In a region starved for water, Pacific Grove has been using drinking water on its public golf course. That practice ends today.
Pacific Grove’s only municipal golf course sits just steps from the ocean. Across the street is a cemetery. It’s also run by the city. For decades, the lawns in both have been kept green with potable water. This week the city switches to recycled water.
“Today is about the replacement of a resource with something sustainable,” Pacific Grove City Manager Ben Harvey says.
City officials and project leaders celebrated the opening of a new treatment facility located right near the golf course and cemetery.
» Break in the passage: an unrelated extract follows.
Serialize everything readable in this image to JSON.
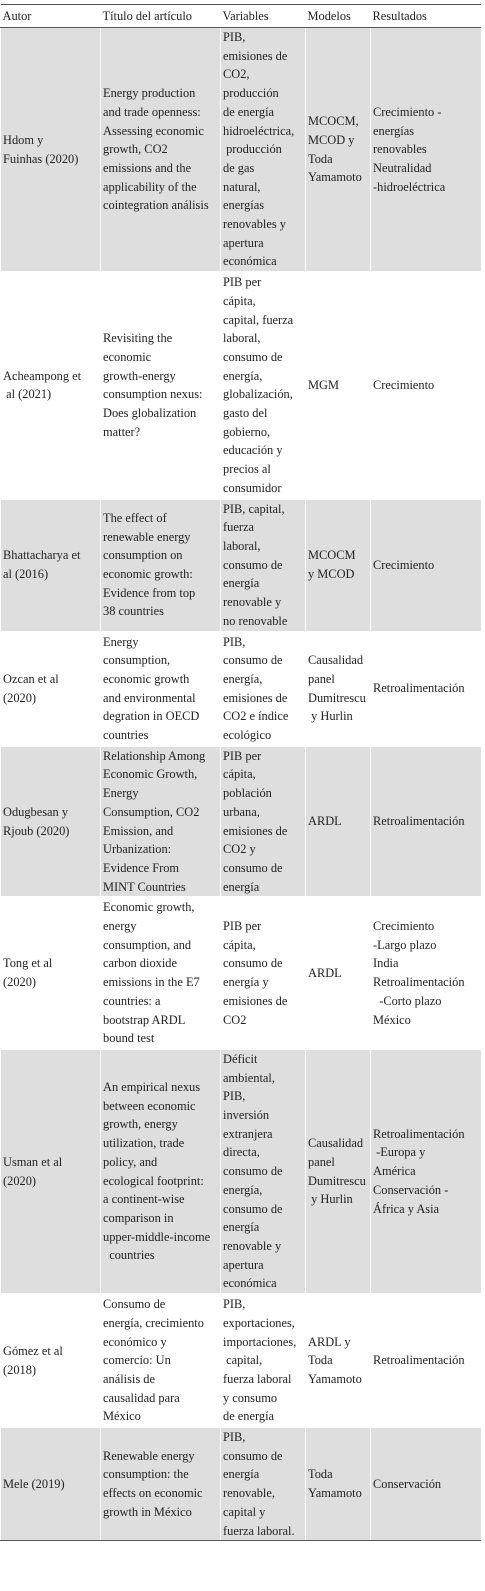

They held a ribbon cutting Wednesday.
The facility, built and operated by PERC Water, diverts and treats raw sewage and storm water. The reclaimed water is stored in two existing tanks.
The nearly $8 million project has been in the works for seven years. The plant is part of a larger effort to help private water provider California American Water reduce its reliance on the Carmel River.
Pacific Grove Mayor Bill Kampe says the new plant is also like an insurance policy for the golf course.
“During drought conditions the state always has the possibility of shutting down the use of potable water for outdoor landscape use. And that would basically shut the course down. And leave a lot of damage that would be hard to correct. So the golf course is a very important asset in the city and we want to make sure it stays in good shape,” Mayor Kampe says.
The plant will also provide toilet flushing water for two public restrooms. The amount of recycled water it produces is equal to the average yearly consumption of 317 households.